Can I Get That To Go? Take-Home vs. In-Class Exams

Students and Professors Share Their Thoughts on Different Kinds of Final Exams


By now you can probably hear the whimpers of fellow classmates as the stress of finals sets in. Whether it be a final paper for an art history class or an exam for a two hour media ethics class, the stakes and tensions are high for this test week. When it comes down to it, there are two common testing methods that Fordham Lincoln Center (FCLC) professors use on students: A take-home project/exam or an in-class exam. So which testing method is preferred among the students and professors at FCLC?

Sara Azoulay/The Observer

Take-home exams are generally regarded as a paper that students can properly prep themselves for. There are no surprises and students can utilize their notes. There is a certain predictability to the whole ordeal. Class exams, on the other hand, are better suited to those students who work best under pressure.

Diana Popstefanov, FCLC ’12, said that she prefers in-class exams because they give relief to the student once they’re over.

“I do like in-class exams because I think you study and you get it over within two hours and you don’t have to worry about it all weekend. You just do it on the spot.”

Professor Lori Knight of communications and media studies believes that in-class exams are good because they present students’ proper voice. It is a way to ensure that students don’t cheat on their exams.

“There are students who are trying to scam the system and professors can compare the difference between their in-class final and the other work throughout the semester,” Knight said.

Kat Kaneb, FCLC ’12, thinks that take-home essays are beneficial for students, especially since you can use tools such as spell check.

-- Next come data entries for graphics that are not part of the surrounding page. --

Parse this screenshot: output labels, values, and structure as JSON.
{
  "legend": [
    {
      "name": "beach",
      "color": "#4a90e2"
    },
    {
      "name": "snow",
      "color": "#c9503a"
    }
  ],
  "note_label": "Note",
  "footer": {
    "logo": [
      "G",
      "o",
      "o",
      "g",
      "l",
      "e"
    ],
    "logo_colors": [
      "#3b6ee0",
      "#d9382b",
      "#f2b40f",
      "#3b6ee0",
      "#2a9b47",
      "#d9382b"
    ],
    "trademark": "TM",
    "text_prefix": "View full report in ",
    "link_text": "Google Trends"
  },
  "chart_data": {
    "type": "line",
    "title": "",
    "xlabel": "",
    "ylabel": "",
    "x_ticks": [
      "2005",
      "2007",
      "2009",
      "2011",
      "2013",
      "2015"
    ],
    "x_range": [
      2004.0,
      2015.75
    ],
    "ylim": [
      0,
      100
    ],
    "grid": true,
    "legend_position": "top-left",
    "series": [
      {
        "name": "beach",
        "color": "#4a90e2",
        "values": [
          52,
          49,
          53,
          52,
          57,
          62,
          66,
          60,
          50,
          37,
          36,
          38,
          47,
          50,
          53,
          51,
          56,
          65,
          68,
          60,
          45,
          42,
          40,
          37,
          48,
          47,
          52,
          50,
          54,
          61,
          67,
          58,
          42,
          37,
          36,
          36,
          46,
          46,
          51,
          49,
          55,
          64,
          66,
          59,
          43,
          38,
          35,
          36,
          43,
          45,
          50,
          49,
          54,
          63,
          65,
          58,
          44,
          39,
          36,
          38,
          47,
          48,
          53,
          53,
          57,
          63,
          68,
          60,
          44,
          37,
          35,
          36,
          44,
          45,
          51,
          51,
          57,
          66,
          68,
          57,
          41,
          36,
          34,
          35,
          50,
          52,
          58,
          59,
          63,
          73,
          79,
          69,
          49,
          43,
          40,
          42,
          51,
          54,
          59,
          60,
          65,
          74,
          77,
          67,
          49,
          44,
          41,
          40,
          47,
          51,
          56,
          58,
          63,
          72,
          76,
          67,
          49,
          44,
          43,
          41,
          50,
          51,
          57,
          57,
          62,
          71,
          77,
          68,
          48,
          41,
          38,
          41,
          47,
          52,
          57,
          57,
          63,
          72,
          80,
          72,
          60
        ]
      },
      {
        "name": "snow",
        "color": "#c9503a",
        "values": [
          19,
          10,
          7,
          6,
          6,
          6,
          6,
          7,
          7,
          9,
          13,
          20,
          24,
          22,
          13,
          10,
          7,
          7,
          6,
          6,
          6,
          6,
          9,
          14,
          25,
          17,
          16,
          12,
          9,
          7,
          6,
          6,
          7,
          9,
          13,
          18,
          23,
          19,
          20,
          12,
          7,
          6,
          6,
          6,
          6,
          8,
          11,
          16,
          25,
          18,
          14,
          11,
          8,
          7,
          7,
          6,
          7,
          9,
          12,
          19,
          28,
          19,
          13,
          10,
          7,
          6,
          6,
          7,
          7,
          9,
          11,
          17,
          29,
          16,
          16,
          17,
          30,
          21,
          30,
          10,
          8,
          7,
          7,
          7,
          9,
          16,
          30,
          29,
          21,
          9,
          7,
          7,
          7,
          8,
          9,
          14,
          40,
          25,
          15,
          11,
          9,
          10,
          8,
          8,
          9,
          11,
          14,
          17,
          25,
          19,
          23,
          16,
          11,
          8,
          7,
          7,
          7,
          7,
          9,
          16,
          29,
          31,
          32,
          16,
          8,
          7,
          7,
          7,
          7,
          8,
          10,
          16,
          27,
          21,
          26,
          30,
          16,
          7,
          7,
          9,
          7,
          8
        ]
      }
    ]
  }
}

“I really like doing take-home essays. I think it’s a great option to have. Otherwise, you’re just sitting there for two hours and you don’t have spell check and you don’t have anything else like that. It’s particularly helpful for my foreign language exams because spell check is better than searching through your French-English dictionary.”

Students can also research an argument properly for a take-home final. As well as liking in class exams, Knight also believes that take-home exams are useful under certain circumstances.  She feels that a student can develop an argument better on a take-home final.

“There are so many advantages to having students take their exams home and really think about what they want to write. It prevents [the student] from spending a lot of time writing about what they think they know. But for a take-home final, you have the opportunity to do the research to find out if your supposition on something is, in fact, truthful. You’re looking at a much more reasoned argument as opposed to something that is coming from the top of your head,” Knight said.

Professor Brian Orgen of theology believes that take-home finals are easier to grade. “In terms of grading, a take-home exam is printed out and it makes it much easier to read than just scribbled out script,” Orgen said.

Some say that professors enjoy seeing students suffer with finals, but perhaps some of them choose the type of exam for specific reasons. Vincent Pisano, FCLC ’13, thinks that the type of final suits each course individually.

“I prefer to take home my finals for intensive writing courses [in] English, but for classes that have more exams throughout the semester, like science, math or psychology, I prefer an actual test. “

Students and professors may be annoyed with the pressures that in-class exams cause such as illegible writing, wrong information and a set timing. A take-home exam seems to have more advantages, but for those few individuals who work well under pressure, an in-class exam is the best way to end the semester.